Members of the National Guard walk along North Avenue near where Monday’s riots occurred following the funeral for Freddie Gray, after a 10 p.m. curfew went into effect Wednesday, April 29, 2015, in Baltimore. (AP Photo/David Goldman)

 

(Politico) – A casual CNN viewer would have had good reason this morning to think that the rioting, looting and arson that took place yesterday in Baltimore after the Freddie Gray funeral was still happening because the signature airborne shot of the pillaging of that CVS drug store was still airing.

I isolate my criticism on CNN, but it’s not the only cable network to loop scenes of Monday’s violence as video wallpaper for Tuesday’s jabbering anchors—even though the real rioting had ceased. Nor is such looping unusual. Cable news routinely recycles and re-recycles the most striking video from newsworthy accidents, plane crashes, riots, and natural calamities without adding a time/date stamp to indicate that they’re not “live.”

Nor am I the only one complaining. Today, President Barack Obama groused about the practice. “One burning building will be looped on television over and over again,” Obama said, adding his disappointment that the peaceful demonstrations that preceded the uprising were relatively ignored by the press.

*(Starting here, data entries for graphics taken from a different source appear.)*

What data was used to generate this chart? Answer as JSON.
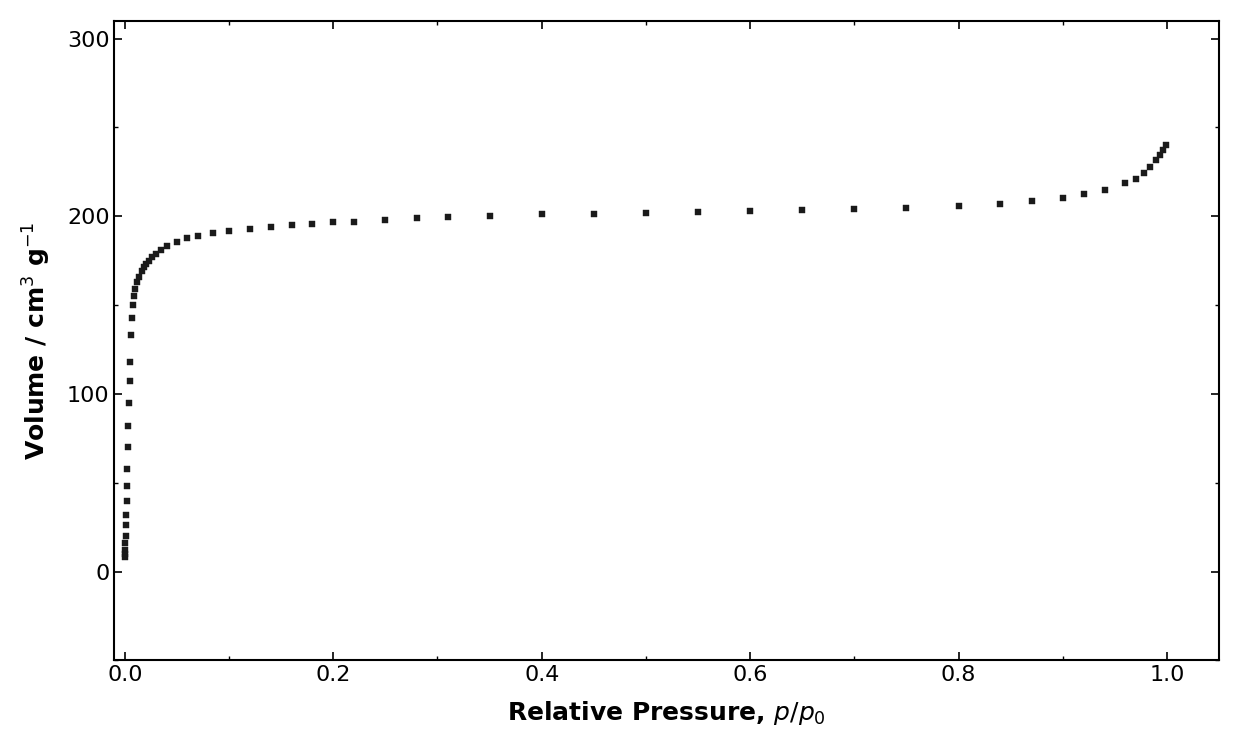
{
  "title": "",
  "xlabel": "Relative Pressure, $p/p_0$",
  "ylabel": "Volume / cm$^3$ g$^{-1}$",
  "xlim": [
    -0.01,
    1.05
  ],
  "ylim": [
    -50,
    310
  ],
  "xticks": [
    0.0,
    0.2,
    0.4,
    0.6,
    0.8,
    1.0
  ],
  "yticks": [
    0,
    100,
    200,
    300
  ],
  "marker": "s",
  "markersize": 5,
  "color": "#1a1a1a",
  "background_color": "#ffffff",
  "x": [
    0.0001,
    0.0002,
    0.0003,
    0.0005,
    0.0007,
    0.001,
    0.0013,
    0.0017,
    0.002,
    0.0025,
    0.003,
    0.0035,
    0.004,
    0.0045,
    0.005,
    0.006,
    0.007,
    0.008,
    0.009,
    0.01,
    0.012,
    0.014,
    0.016,
    0.018,
    0.02,
    0.023,
    0.026,
    0.03,
    0.035,
    0.04,
    0.05,
    0.06,
    0.07,
    0.085,
    0.1,
    0.12,
    0.14,
    0.16,
    0.18,
    0.2,
    0.22,
    0.25,
    0.28,
    0.31,
    0.35,
    0.4,
    0.45,
    0.5,
    0.55,
    0.6,
    0.65,
    0.7,
    0.75,
    0.8,
    0.84,
    0.87,
    0.9,
    0.92,
    0.94,
    0.96,
    0.97,
    0.978,
    0.984,
    0.989,
    0.993,
    0.996,
    0.999
  ],
  "y": [
    8.0,
    10.0,
    12.0,
    16.0,
    20.0,
    26.0,
    32.0,
    40.0,
    48.0,
    58.0,
    70.0,
    82.0,
    95.0,
    107.0,
    118.0,
    133.0,
    143.0,
    150.0,
    155.0,
    159.0,
    163.0,
    166.0,
    169.0,
    171.5,
    173.0,
    175.0,
    177.0,
    179.0,
    181.0,
    183.0,
    185.5,
    187.5,
    189.0,
    190.5,
    191.5,
    193.0,
    194.0,
    195.0,
    195.5,
    196.5,
    197.0,
    198.0,
    199.0,
    199.5,
    200.0,
    201.0,
    201.5,
    202.0,
    202.5,
    203.0,
    203.5,
    204.0,
    204.5,
    205.5,
    207.0,
    208.5,
    210.5,
    212.5,
    215.0,
    218.5,
    221.0,
    224.5,
    228.0,
    231.5,
    234.5,
    237.5,
    240.0
  ]
}
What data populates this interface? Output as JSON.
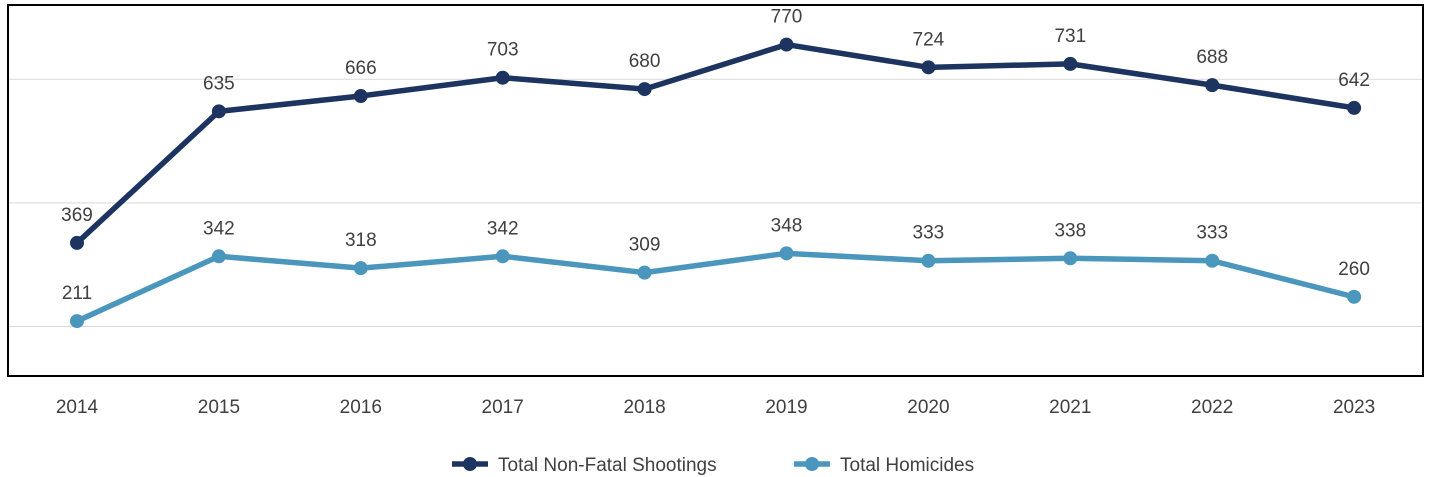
{
  "chart_data": {
    "type": "line",
    "title": "",
    "xlabel": "",
    "ylabel": "",
    "categories": [
      "2014",
      "2015",
      "2016",
      "2017",
      "2018",
      "2019",
      "2020",
      "2021",
      "2022",
      "2023"
    ],
    "ylim": [
      100,
      850
    ],
    "grid": true,
    "legend_position": "bottom-center",
    "series": [
      {
        "name": "Total Non-Fatal Shootings",
        "values": [
          369,
          635,
          666,
          703,
          680,
          770,
          724,
          731,
          688,
          642
        ],
        "color": "#1d3461"
      },
      {
        "name": "Total Homicides",
        "values": [
          211,
          342,
          318,
          342,
          309,
          348,
          333,
          338,
          333,
          260
        ],
        "color": "#4a96bd"
      }
    ]
  }
}
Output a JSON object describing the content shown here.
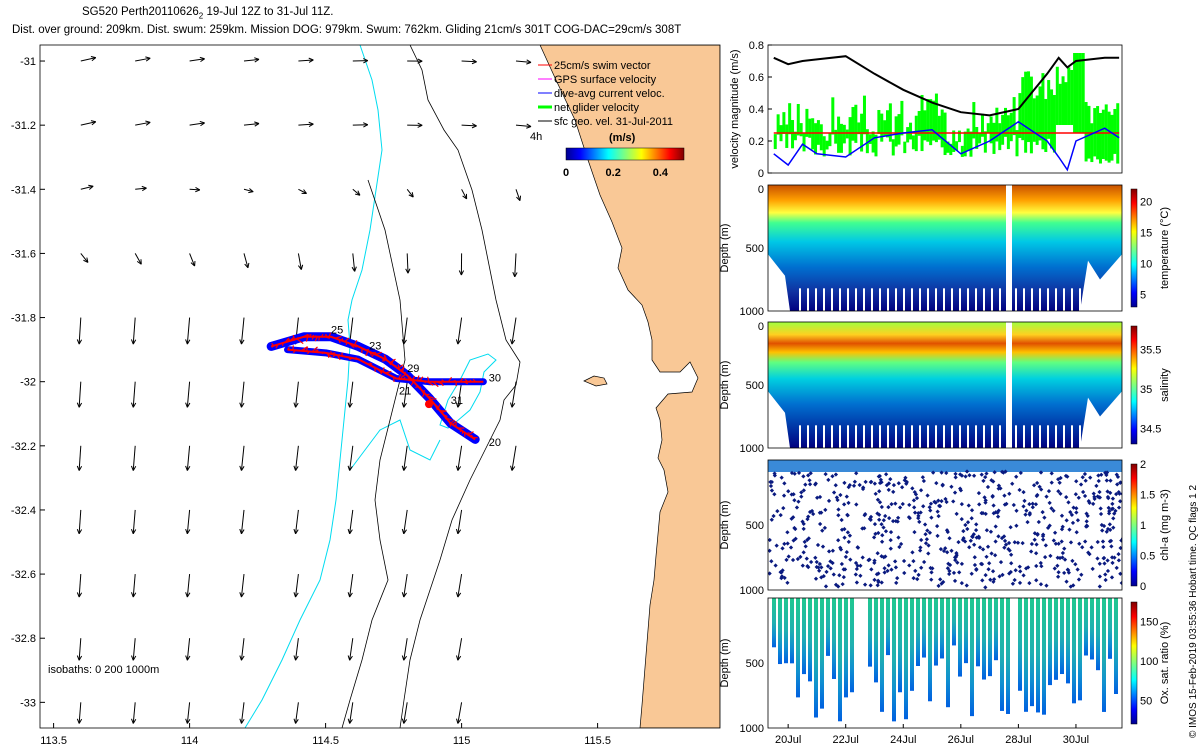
{
  "title": "SG520 Perth20110626",
  "title_sub": "2",
  "title_range": " 19-Jul 12Z to 31-Jul 11Z.",
  "subtitle": "Dist. over ground: 209km. Dist. swum: 259km. Mission DOG: 979km. Swum: 762km. Gliding 21cm/s 301T COG-DAC=29cm/s 308T",
  "credit": "© IMOS 15-Feb-2019 03:55:36 Hobart time. QC flags 1  2",
  "colors": {
    "land": "#f9c896",
    "isobath0": "#00dcf0",
    "isobath": "#000000",
    "glider_red": "#ff0000",
    "glider_blue": "#0000ff",
    "net_green": "#00ff00",
    "black": "#000000"
  },
  "chart_data": [
    {
      "type": "map",
      "name": "track-map",
      "x_ticks": [
        113.5,
        114,
        114.5,
        115,
        115.5
      ],
      "y_ticks": [
        -31,
        -31.2,
        -31.4,
        -31.6,
        -31.8,
        -32,
        -32.2,
        -32.4,
        -32.6,
        -32.8,
        -33
      ],
      "xlim": [
        113.45,
        115.95
      ],
      "ylim": [
        -33.08,
        -30.95
      ],
      "legend": {
        "placement": "top-right",
        "entries": [
          "25cm/s swim vector",
          "GPS surface velocity",
          "dive-avg current veloc.",
          "net glider velocity",
          "sfc geo. vel. 31-Jul-2011"
        ],
        "extra": "4h"
      },
      "colorbar": {
        "label": "(m/s)",
        "ticks": [
          "0",
          "0.2",
          "0.4"
        ],
        "range": [
          0,
          0.5
        ]
      },
      "isobath_label": "isobaths: 0   200   1000m",
      "day_labels": [
        {
          "label": "25",
          "lon": 114.52,
          "lat": -31.85
        },
        {
          "label": "23",
          "lon": 114.66,
          "lat": -31.9
        },
        {
          "label": "29",
          "lon": 114.8,
          "lat": -31.97
        },
        {
          "label": "21",
          "lon": 114.77,
          "lat": -32.04
        },
        {
          "label": "31",
          "lon": 114.96,
          "lat": -32.07
        },
        {
          "label": "30",
          "lon": 115.1,
          "lat": -32.0
        },
        {
          "label": "20",
          "lon": 115.1,
          "lat": -32.2
        }
      ],
      "track": [
        [
          114.3,
          -31.89
        ],
        [
          114.42,
          -31.86
        ],
        [
          114.52,
          -31.86
        ],
        [
          114.62,
          -31.89
        ],
        [
          114.72,
          -31.93
        ],
        [
          114.8,
          -31.98
        ],
        [
          114.88,
          -32.05
        ],
        [
          114.96,
          -32.13
        ],
        [
          115.05,
          -32.18
        ]
      ],
      "track2": [
        [
          114.36,
          -31.9
        ],
        [
          114.5,
          -31.91
        ],
        [
          114.62,
          -31.93
        ],
        [
          114.76,
          -31.99
        ],
        [
          114.88,
          -32.0
        ],
        [
          115.08,
          -32.0
        ]
      ],
      "current_vectors_sample": [
        [
          113.6,
          -31.0,
          0.08,
          -0.02
        ],
        [
          114.0,
          -31.2,
          0.1,
          0.03
        ],
        [
          114.4,
          -31.6,
          0.02,
          -0.15
        ],
        [
          114.8,
          -32.4,
          -0.02,
          -0.2
        ],
        [
          115.0,
          -32.8,
          -0.03,
          -0.2
        ]
      ]
    },
    {
      "type": "line",
      "name": "velocity-panel",
      "ylabel": "velocity magnitude (m/s)",
      "ylim": [
        0,
        0.8
      ],
      "y_ticks": [
        0,
        0.2,
        0.4,
        0.6,
        0.8
      ],
      "x": [
        19.5,
        20,
        20.5,
        21,
        22,
        23,
        24,
        25,
        26,
        27,
        28,
        29,
        29.4,
        29.7,
        30,
        31,
        31.5
      ],
      "series": [
        {
          "name": "black-line",
          "values": [
            0.72,
            0.68,
            0.7,
            0.71,
            0.73,
            0.62,
            0.52,
            0.44,
            0.38,
            0.36,
            0.4,
            0.62,
            0.72,
            0.66,
            0.7,
            0.72,
            0.72
          ]
        },
        {
          "name": "red-line",
          "values": [
            0.25,
            0.25,
            0.25,
            0.25,
            0.25,
            0.25,
            0.25,
            0.25,
            0.25,
            0.25,
            0.25,
            0.25,
            0.25,
            0.25,
            0.25,
            0.25,
            0.25
          ]
        },
        {
          "name": "blue-line",
          "values": [
            0.12,
            0.05,
            0.18,
            0.12,
            0.1,
            0.22,
            0.25,
            0.27,
            0.12,
            0.2,
            0.32,
            0.2,
            0.1,
            0.02,
            0.2,
            0.28,
            0.22
          ]
        }
      ]
    },
    {
      "type": "heatmap",
      "name": "temperature-panel",
      "ylabel": "Depth (m)",
      "cbar_label": "temperature (°C)",
      "cbar_ticks": [
        "5",
        "10",
        "15",
        "20"
      ],
      "depth_ticks": [
        "0",
        "500",
        "1000"
      ],
      "cbar_range": [
        3,
        22
      ]
    },
    {
      "type": "heatmap",
      "name": "salinity-panel",
      "ylabel": "Depth (m)",
      "cbar_label": "salinity",
      "cbar_ticks": [
        "34.5",
        "35",
        "35.5"
      ],
      "depth_ticks": [
        "0",
        "500",
        "1000"
      ],
      "cbar_range": [
        34.3,
        35.8
      ]
    },
    {
      "type": "scatter",
      "name": "chla-panel",
      "ylabel": "Depth (m)",
      "cbar_label": "chl-a (mg m-3)",
      "cbar_ticks": [
        "0",
        "0.5",
        "1",
        "1.5",
        "2"
      ],
      "depth_ticks": [
        "500",
        "1000"
      ],
      "cbar_range": [
        0,
        2
      ]
    },
    {
      "type": "heatmap",
      "name": "oxygen-panel",
      "ylabel": "Depth (m)",
      "cbar_label": "Ox. sat. ratio (%)",
      "cbar_ticks": [
        "50",
        "100",
        "150"
      ],
      "depth_ticks": [
        "500",
        "1000"
      ],
      "cbar_range": [
        20,
        175
      ],
      "x_labels": [
        "20Jul",
        "22Jul",
        "24Jul",
        "26Jul",
        "28Jul",
        "30Jul"
      ]
    }
  ]
}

Of course, Obama is wrong to think that two days of peaceful demonstrations outrank one day of violence. He’d last five minutes in my profession with news sense like that. In fact, violent and graphic footage is almost always newsworthy in its first dozen airings. If video exists of an unarmed man being repeatedly shot in the back, that’s news. If floodwaters transform New Orleans streets into a river delta, and cameras are there to record the images, that’s news, too. If the trade towers fall, that’s news, as well. But Obama is right to slam cable’s tendency to use yesterday’s clips to bolster viewer interest in stories that have already peaked. TV news reruns and reruns sensational footage because it knows sensational footage, no matter how dated, is an easy way to keep viewers emotionally engaged—and, in turn, keep them tuned in.